Les acteurs de la scène politique s’étant discrédités, le citoyen s’est tourné vers un militaire, qu’il élit à la présidence de la République. Mais pour son malheur, cet autre général de l’armée s’est senti obligé de gouverner avec les rapaces politiques dans ce qu’ils ont appelé la gestion consensuelle du pouvoir.

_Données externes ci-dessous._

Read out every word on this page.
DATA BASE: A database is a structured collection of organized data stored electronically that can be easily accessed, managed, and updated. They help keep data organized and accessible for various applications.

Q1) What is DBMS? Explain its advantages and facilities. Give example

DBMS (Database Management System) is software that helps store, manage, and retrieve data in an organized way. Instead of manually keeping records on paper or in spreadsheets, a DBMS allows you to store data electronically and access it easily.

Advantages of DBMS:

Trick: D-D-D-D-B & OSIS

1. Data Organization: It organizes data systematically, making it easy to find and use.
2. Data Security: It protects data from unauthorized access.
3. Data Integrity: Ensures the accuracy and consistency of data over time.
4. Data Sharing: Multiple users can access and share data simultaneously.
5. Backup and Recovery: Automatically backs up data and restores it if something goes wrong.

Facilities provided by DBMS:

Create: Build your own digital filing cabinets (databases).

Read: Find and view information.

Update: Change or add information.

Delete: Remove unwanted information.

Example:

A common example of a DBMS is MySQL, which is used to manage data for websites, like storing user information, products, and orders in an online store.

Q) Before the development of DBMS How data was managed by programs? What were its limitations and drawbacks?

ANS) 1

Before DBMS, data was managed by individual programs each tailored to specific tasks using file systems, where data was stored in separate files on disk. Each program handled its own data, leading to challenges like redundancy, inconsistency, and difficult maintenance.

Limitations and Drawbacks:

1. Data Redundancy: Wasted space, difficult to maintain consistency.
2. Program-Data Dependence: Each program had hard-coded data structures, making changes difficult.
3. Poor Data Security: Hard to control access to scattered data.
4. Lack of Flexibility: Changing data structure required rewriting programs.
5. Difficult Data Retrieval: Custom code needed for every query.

Un consensus dénué de tout véritable débat sur les grandes questions d’intérêt national, qui a mis à terre, définitivement, le processus démocratique.
Il est vrai que la décentralisation ne pouvait pas trouver son chemin dans cette situation où les élus communaux, locaux, régionaux et nationaux étaient aussi corrompus, corrupteurs et mal élus que ceux d’en haut, eux qui étaient censés s’atteler au développement harmonieux des collectivités locales ne se sont fais élire que pour profiter des ressources locales.
Après l’échec de la démocratie et le fourvoiement de la décentralisation, le développement ne pouvait être qu’en panne.
L’engouement et l’enthousiasme des Maliens pour l’élection présidentielle d’hier traduisent leur espoir de voir arriver enfin un chef d’Etat qui s’occupera de leurs problèmes, des problèmes de la nation.
Et qui qu’il soit, le nouveau président de la République doit obligatoirement s’atteler à relever les défis de la mal gouvernance, du sous-développement, de la pauvreté, du chômage, de la maladie et du mal-être. A défaut, il sera sanctionné par les urnes à la prochaine présidentielle ou, bien avant, par les armes.